E non solo negli Usa, anzi ancor più nell'Unione europea questa potenziale crisi energetica interviene dopo mesi e mesi in cui a seguito delle scelte di «transizione green» gli investimenti in nuova produzione sono stati frenati o eliminati.

E così, in un lasso relativamente breve di tempo, specialmente per gli standard di un settore come quello dell'energia, si è passati dalla convinzione che l'avvento di petrolio e gas di scisto avesse creato un'era di abbondanza, a un quadro diametralmente opposto.

Certo, è possibile che la guerra in Ucraina e queste impennate dell'energia portino a un pesante rallentamento della crescita economica, che poi frenerebbe anche la domanda di greggio. È uno scenario di cui hanno già parlato alcuni esponenti della Bce, che giovedì vedrà riunirsi il Consiglio direttivo, che proprio per queste ipotesi potrebbe essere frenato nel rispondere alle continue accelerazioni inflazionistiche. Ma certo sarebbe una magra consolazione, quella di attendersi che a riportare la calma sarebbe un peggioramento dell'economia.

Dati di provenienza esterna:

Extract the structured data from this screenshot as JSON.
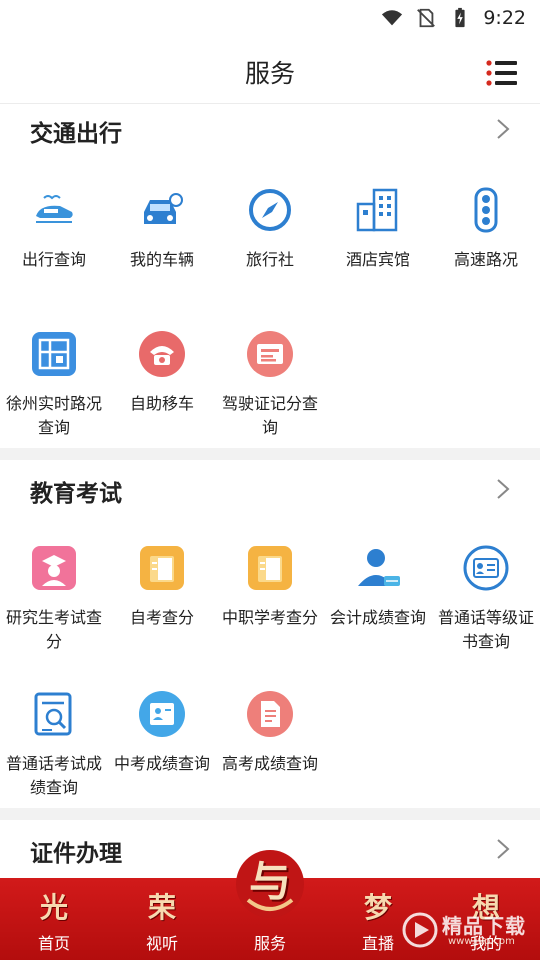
{
  "status_bar": {
    "time": "9:22",
    "icons": [
      "wifi-icon",
      "no-sim-icon",
      "battery-charging-icon"
    ]
  },
  "header": {
    "title": "服务",
    "menu_icon": "list-menu-icon"
  },
  "sections": [
    {
      "title": "交通出行",
      "items": [
        {
          "label": "出行查询",
          "icon": "train-icon"
        },
        {
          "label": "我的车辆",
          "icon": "car-icon"
        },
        {
          "label": "旅行社",
          "icon": "compass-icon"
        },
        {
          "label": "酒店宾馆",
          "icon": "hotel-building-icon"
        },
        {
          "label": "高速路况",
          "icon": "traffic-light-icon"
        },
        {
          "label": "徐州实时路况查询",
          "icon": "road-map-icon"
        },
        {
          "label": "自助移车",
          "icon": "phone-icon"
        },
        {
          "label": "驾驶证记分查询",
          "icon": "license-card-icon"
        }
      ]
    },
    {
      "title": "教育考试",
      "items": [
        {
          "label": "研究生考试查分",
          "icon": "graduate-icon"
        },
        {
          "label": "自考查分",
          "icon": "folder-doc-icon"
        },
        {
          "label": "中职学考查分",
          "icon": "folder-doc-icon"
        },
        {
          "label": "会计成绩查询",
          "icon": "accountant-user-icon"
        },
        {
          "label": "普通话等级证书查询",
          "icon": "certificate-icon"
        },
        {
          "label": "普通话考试成绩查询",
          "icon": "score-document-icon"
        },
        {
          "label": "中考成绩查询",
          "icon": "id-card-icon"
        },
        {
          "label": "高考成绩查询",
          "icon": "exam-paper-icon"
        }
      ]
    },
    {
      "title": "证件办理"
    }
  ],
  "bottom_nav": [
    {
      "glyph": "光",
      "label": "首页"
    },
    {
      "glyph": "荣",
      "label": "视听"
    },
    {
      "glyph": "与",
      "label": "服务"
    },
    {
      "glyph": "梦",
      "label": "直播"
    },
    {
      "glyph": "想",
      "label": "我的"
    }
  ],
  "watermark": {
    "text": "精品下载",
    "url": "www.j9p.com"
  },
  "colors": {
    "nav_red": "#c81414",
    "accent_blue": "#2e88d6",
    "accent_red": "#e05a5a",
    "accent_orange": "#f0a43a"
  }
}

Un altro possibile contributo all'offerta di greggio potrebbe arrivare da un eventuale accordo diplomatico con l'Iran. Ma non è detto che questo sia inquadrabile in uno scenario di breve termine, visto l'avvicinarsi delle elezioni di midterm negli Usa.

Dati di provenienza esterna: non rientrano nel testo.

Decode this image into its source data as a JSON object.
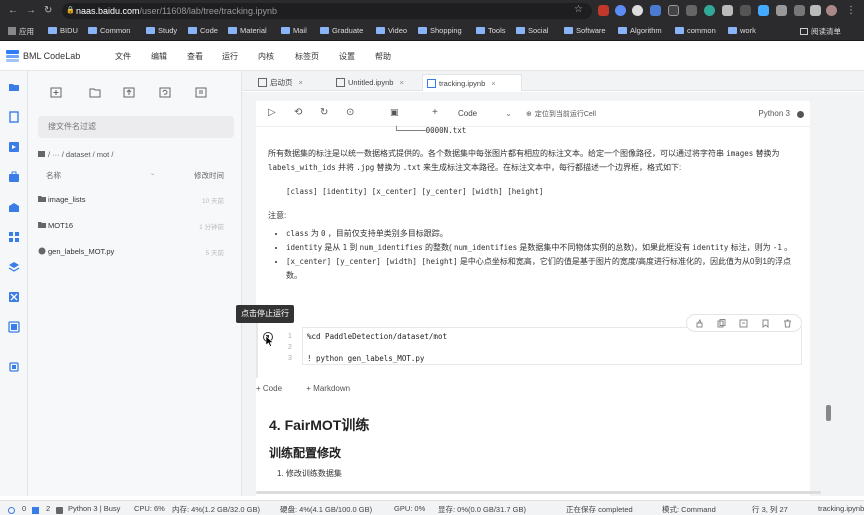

In più, questo shock sta deflagrando in un contesto di forti stimoli all'economia, che secondo alcuni analisti citati sempre dal FT potrebbe far pensare agli operatori che vi siano ancora margini per assorbire rialzi. E forse questo spiega in parte l'apparente freddezza, finora, dell'Opec a fare qualcosa in termini di maggiore offerta (su questo potrebbero pesare anche considerazioni di natura geopolitica).

Insomma il quadro è complicato e molto volatile. E infatti uno degli effetti delle ultime turbolenze e è stata una nuova fuga degli investitori verso gli asset ritenuti più sicuri, come il dollaro o l'oro che è tornato sopra i 2.000 dollari l'oncia e, a sua volta, è poco distante dal massimo storico toccato a inizio 2020, guarda caso proprio prima del collasso economico causato da lockdown e misure anti Covid.

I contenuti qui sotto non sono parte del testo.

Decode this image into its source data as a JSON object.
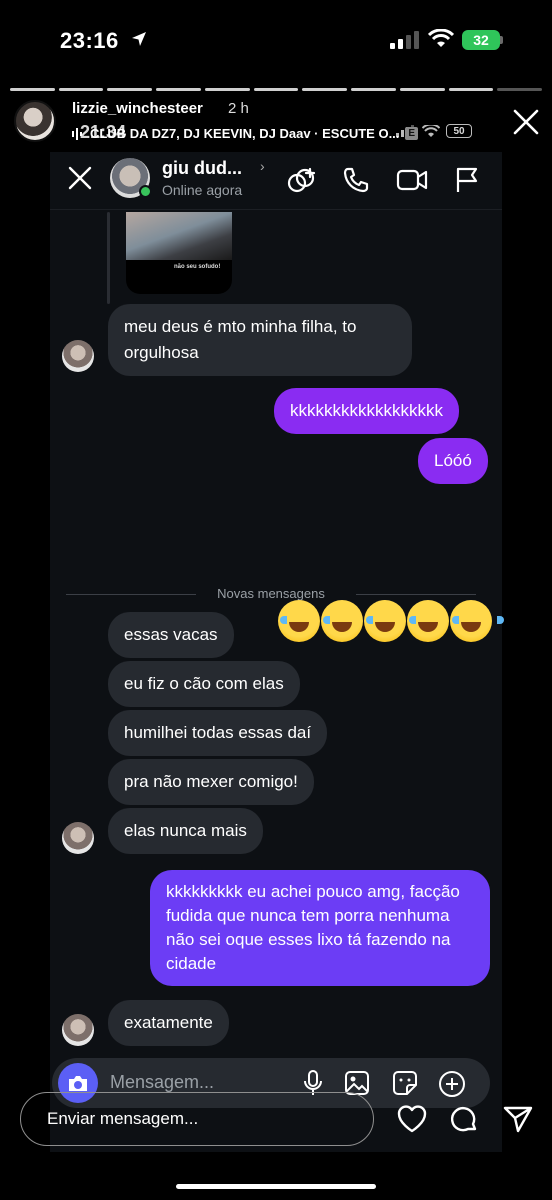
{
  "status_bar": {
    "time": "23:16",
    "battery": "32"
  },
  "story": {
    "username": "lizzie_winchesteer",
    "age": "2 h",
    "music": "CLUB DA DZ7, DJ KEEVIN, DJ Daav · ESCUTE O...",
    "explicit_badge": "E",
    "inner_time": "21:34",
    "inner_battery": "50",
    "reply_placeholder": "Enviar mensagem..."
  },
  "dm": {
    "contact_name": "giu dud...",
    "contact_status": "Online agora",
    "media_caption": "não seu sofudo!",
    "divider": "Novas mensagens",
    "composer_placeholder": "Mensagem...",
    "messages": [
      {
        "from": "them",
        "text": "meu deus é mto minha filha, to"
      },
      {
        "from": "them",
        "text": "orgulhosa"
      },
      {
        "from": "me",
        "text": "kkkkkkkkkkkkkkkkkk"
      },
      {
        "from": "me",
        "text": "Lóóó"
      },
      {
        "from": "them",
        "text": "essas vacas"
      },
      {
        "from": "them",
        "text": "eu fiz o cão com elas"
      },
      {
        "from": "them",
        "text": "humilhei todas essas daí"
      },
      {
        "from": "them",
        "text": "pra não mexer comigo!"
      },
      {
        "from": "them",
        "text": "elas nunca mais"
      },
      {
        "from": "me",
        "text": "kkkkkkkkk eu achei pouco amg, facção fudida que nunca tem porra nenhuma não sei oque esses lixo tá fazendo na cidade"
      },
      {
        "from": "them",
        "text": "exatamente"
      }
    ],
    "emoji_reaction": "😂😂😂😂😂"
  },
  "icons": [
    "location-arrow-icon",
    "signal-icon",
    "wifi-icon",
    "battery-icon",
    "close-icon",
    "explicit-icon",
    "music-bars-icon",
    "chevron-right-icon",
    "add-person-icon",
    "phone-icon",
    "video-icon",
    "flag-icon",
    "camera-icon",
    "microphone-icon",
    "image-icon",
    "sticker-icon",
    "plus-icon",
    "heart-icon",
    "comment-icon",
    "send-icon"
  ]
}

Il presidente Ucraino Volodymyr Zelensky in uno dei suoi videomessaggi ha pressato anche per la messa al bando del petrolio russo. In questo primo semestre di 2022 la presidenza di turno dell'Unione europea spetta alla Francia e su questi temi finora il Ministro dell'Economia, Bruno Le Maire ha avuto toni bellicosi. Oggi, sull'ipotesi di bandire il petrolio russo: «tutte le opzioni sono sul tavolo», ha affermato.

Non ha voluto sbilanciarsi a parlare di misure prima che venissero decise. «Ci lavoriamo con gli altri ministri delle Finanze e c'è un vertice molto importante questa settimana dei capi di Stato e di governo dell'Ue il 10 e 11 marzo. Sarà anche l'occasione - ha detto Le Maire - di esaminare queste possibilità».